Mientras estas misiones se preparaban para la conquista de la Luna, una serie de sondas no tripuladas fueron enviadas a estudiar de manera remota la superficie del satélite. Solo como ejemplo, algunas hipótesis planteaban que estaba cubierta de una gruesa capa de polvo finísimo y tanto el módulo de alunizaje como los astronautas se hundirían en él al tratar de tomar tierra. En julio de 1964, la sonda Ranger 7 logró enviar algunas fotos de la superficie lunar antes de impactar contra ella, como hiciera después el Ranger 8. El 9 por su parte envió imágenes de televisión y en junio de 1966 el Surveyor 1 consiguió posarse suavemente en la Luna y hacer diversas pruebas obteniendo datos para la llegada de tripulantes. Le siguieron otras sondas de la serie Surveyor más los estudios fotográficos de una serie de orbitadores.
Los cálculos en sí de las trayectorias, fuerzas y puntos de lanzamiento de la misión lunar no eran, nada novedoso. De hecho, Julio Verne los había hecho en 1865 con bastante precisión –algo aún más admirable dado que no era físico– salvo porque su cañón debía haber sido mucho más largo para que su cápsula alcanzara la velocidad de escape… y el hecho de que la súbita aceleración de un cañonazo habría aplastado a sus tres tripulantes en el suelo de la 'bala', matándolos al instante.
Apolo era el paso final para ir a la Luna: el cohete más poderoso jamás construido, el Saturno V, llevaría una carga formada por un módulo de control y un módulo de alunizaje con tres tripulantes. La serie Apolo continuó con sus vuelos tripulados desde el número 7, que solo se puso en órbita; el 8, que fue a la Luna y la orbitó 10 veces antes de volver; el 9 que probó los sistemas vitales del módulo de comando y el de aterrizaje; y el 10, que llegó a volar el módulo de aterrizaje hasta apenas 15 km de la superficie lunar en lo que se denominó como un ensayo general. El 11 sería la culminación de todos los procesos de conocimiento disparados con el discurso de Kennedy.
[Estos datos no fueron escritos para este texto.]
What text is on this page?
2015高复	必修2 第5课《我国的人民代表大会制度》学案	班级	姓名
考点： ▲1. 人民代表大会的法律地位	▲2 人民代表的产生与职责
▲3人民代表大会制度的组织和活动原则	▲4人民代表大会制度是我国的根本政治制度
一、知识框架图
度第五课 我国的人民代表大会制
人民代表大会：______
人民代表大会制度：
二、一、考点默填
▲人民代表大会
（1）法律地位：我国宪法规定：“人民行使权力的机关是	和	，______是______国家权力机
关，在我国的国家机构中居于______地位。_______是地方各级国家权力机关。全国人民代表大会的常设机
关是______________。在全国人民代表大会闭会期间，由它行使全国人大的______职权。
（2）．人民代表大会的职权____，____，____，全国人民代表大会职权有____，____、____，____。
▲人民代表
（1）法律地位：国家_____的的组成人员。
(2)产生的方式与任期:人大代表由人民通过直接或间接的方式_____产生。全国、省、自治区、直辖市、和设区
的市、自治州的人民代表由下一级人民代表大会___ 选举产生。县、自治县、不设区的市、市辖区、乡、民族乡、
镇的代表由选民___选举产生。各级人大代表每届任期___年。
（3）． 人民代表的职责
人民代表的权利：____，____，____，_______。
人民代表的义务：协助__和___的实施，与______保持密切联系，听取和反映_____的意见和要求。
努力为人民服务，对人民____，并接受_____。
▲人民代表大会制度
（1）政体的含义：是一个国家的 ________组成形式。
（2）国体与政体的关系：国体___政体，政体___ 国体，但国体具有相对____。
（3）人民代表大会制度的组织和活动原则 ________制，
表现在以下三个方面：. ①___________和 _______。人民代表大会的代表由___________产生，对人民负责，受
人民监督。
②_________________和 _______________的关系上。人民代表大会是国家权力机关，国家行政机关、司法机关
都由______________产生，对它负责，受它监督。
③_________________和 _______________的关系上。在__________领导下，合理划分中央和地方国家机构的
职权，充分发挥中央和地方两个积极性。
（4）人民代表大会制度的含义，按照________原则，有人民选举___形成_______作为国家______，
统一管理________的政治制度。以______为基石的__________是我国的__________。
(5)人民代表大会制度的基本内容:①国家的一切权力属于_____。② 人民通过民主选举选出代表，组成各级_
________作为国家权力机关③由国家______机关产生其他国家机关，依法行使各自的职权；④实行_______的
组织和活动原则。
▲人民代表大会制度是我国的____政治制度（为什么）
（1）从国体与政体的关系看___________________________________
La ciencia del proyecto espacial y lo que se podría aprender en el proceso estaba en un precario equilibrio con los objetivos eminentemente políticos del programa. La llamada carrera espacial entre EE UU y la URSS era parte de la Guerra Fría. Y eso representaba una oportunidad enorme para aprender más acerca del cuerpo humano, la historia de nuestro planeta, su satélite, el sistema solar y el universo entero, y de desarrollar hipótesis, herramientas y tecnología que tendrían –y tienen hasta hoy– un profundo efecto en la vida de prácticamente todos los seres humanos.